I’ve known for years that this time would come, and that it would likely arrive with little fanfare. My mother, or increasingly more likely, my brother and I, would have to clear out our family home of over fifty years and ready it for sale.
I have a half century’s connection to these rooms, this yard, this place, and the people who have inhabited it in those years, and I guess I’ve intuited that there’s a part of me that will feel a bit unmoored when my key no longer opens the front door – when it’s time for a new family to call this house home.

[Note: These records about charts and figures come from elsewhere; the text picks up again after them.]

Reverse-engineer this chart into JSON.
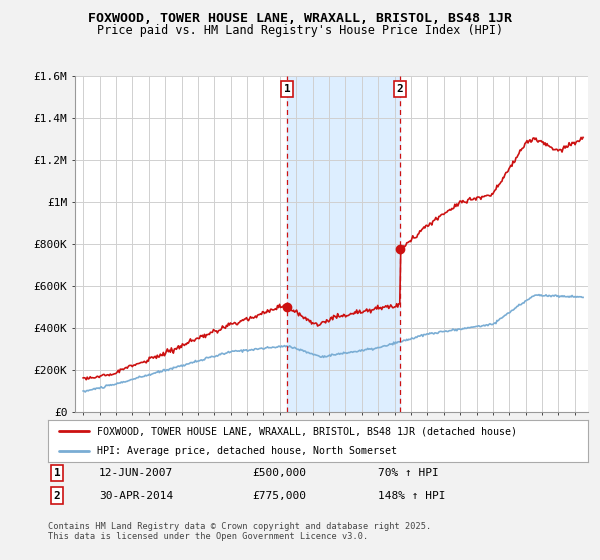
{
  "title": "FOXWOOD, TOWER HOUSE LANE, WRAXALL, BRISTOL, BS48 1JR",
  "subtitle": "Price paid vs. HM Land Registry's House Price Index (HPI)",
  "background_color": "#f2f2f2",
  "plot_bg_color": "#ffffff",
  "legend_label_red": "FOXWOOD, TOWER HOUSE LANE, WRAXALL, BRISTOL, BS48 1JR (detached house)",
  "legend_label_blue": "HPI: Average price, detached house, North Somerset",
  "footer": "Contains HM Land Registry data © Crown copyright and database right 2025.\nThis data is licensed under the Open Government Licence v3.0.",
  "annotation1": {
    "label": "1",
    "date": "12-JUN-2007",
    "price": "£500,000",
    "hpi": "70% ↑ HPI"
  },
  "annotation2": {
    "label": "2",
    "date": "30-APR-2014",
    "price": "£775,000",
    "hpi": "148% ↑ HPI"
  },
  "sale1_x": 2007.44,
  "sale1_y": 500000,
  "sale2_x": 2014.33,
  "sale2_y": 775000,
  "highlight_x1": 2007.44,
  "highlight_x2": 2014.33,
  "ylim": [
    0,
    1600000
  ],
  "xlim": [
    1994.5,
    2025.8
  ],
  "yticks": [
    0,
    200000,
    400000,
    600000,
    800000,
    1000000,
    1200000,
    1400000,
    1600000
  ],
  "ytick_labels": [
    "£0",
    "£200K",
    "£400K",
    "£600K",
    "£800K",
    "£1M",
    "£1.2M",
    "£1.4M",
    "£1.6M"
  ],
  "hpi_color": "#7aadd4",
  "price_color": "#cc1111",
  "shaded_color": "#ddeeff",
  "vline_color": "#cc1111",
  "red_color": "#cc1111",
  "blue_color": "#7aadd4"
}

There’s something about being in this physical space, surrounded by its familiar things that allows me to connect to all of the previous iterations of myself. My dad has been gone for over twenty years, but in the house I am able to conjure him almost fully formed. When we sat around the dining room table, these last 18 years, as my mom basked in the company of her grandkids, I could simultaneously imagine my own grandparents in their familiar seats sharing that space with us.

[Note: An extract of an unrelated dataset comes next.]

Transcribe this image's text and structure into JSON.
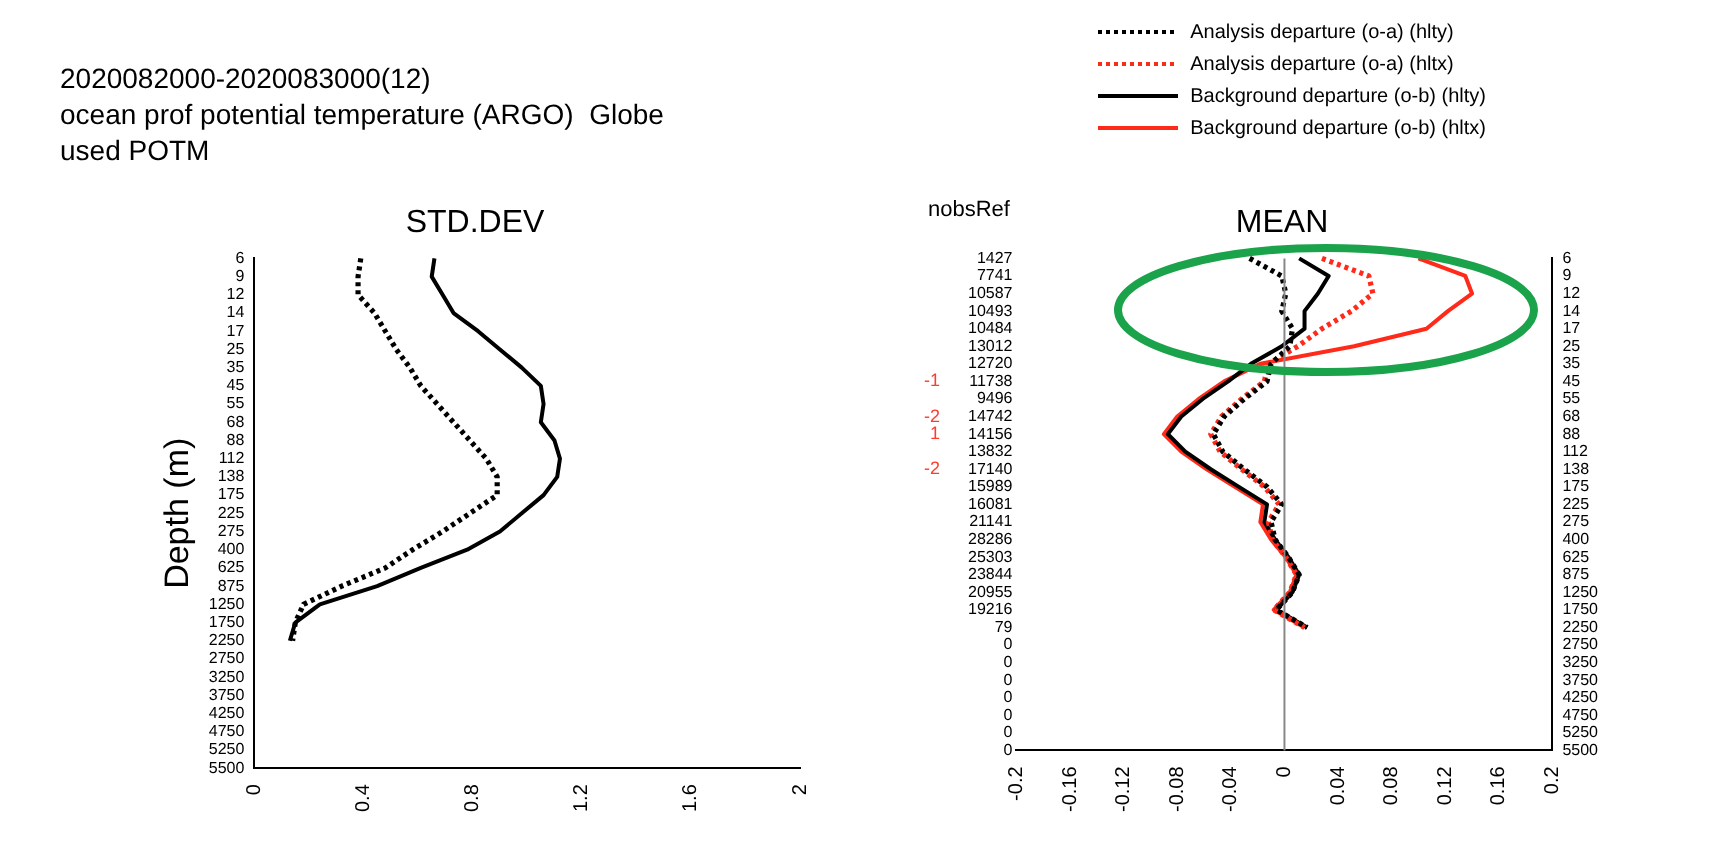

But the air in the rooms shifted the moment my mother died. Were I to take photos of the house now, leaving aside the possessions we’ve already begun rearranging, the photos could not hold things as they long were. They are already not.
I think a part of me has known this too – that the moment you begin your leave-taking, it’s already too late to fix the mental picture of how things were on top of how things are. The images like a set of stacked acetates will no longer align to a register. So I’ve been making photos of the house and the neighborhood in which I grew up as long as I’ve been making photos, at the rate of a frame or two almost every time I have visited for well over a decade. Many I’ve shared here before, but I hope you’ll indulge me a highlights reel.
If there is a place that feels a part of you, don’t wait. Make your photos now while its rooms are full of life, just as you’d like to keep them preserved in your imagination. It’s not a substitute for the full sensory experience of inhabiting a beloved place in the company of the people who shaped its meaning for you. But I do believe a photo, carefully made and considered, can sometimes retain an impression of the emotional intention of its maker. Soon enough my only means of revisiting the house will be via memory, and when I lose my sense of the creaks in the floorboards or the particular slant of October light in my old bedroom, it’s my hope that these photos will give a little more shape and substance to these rooms when I want to keep company with them in my mind’s eye.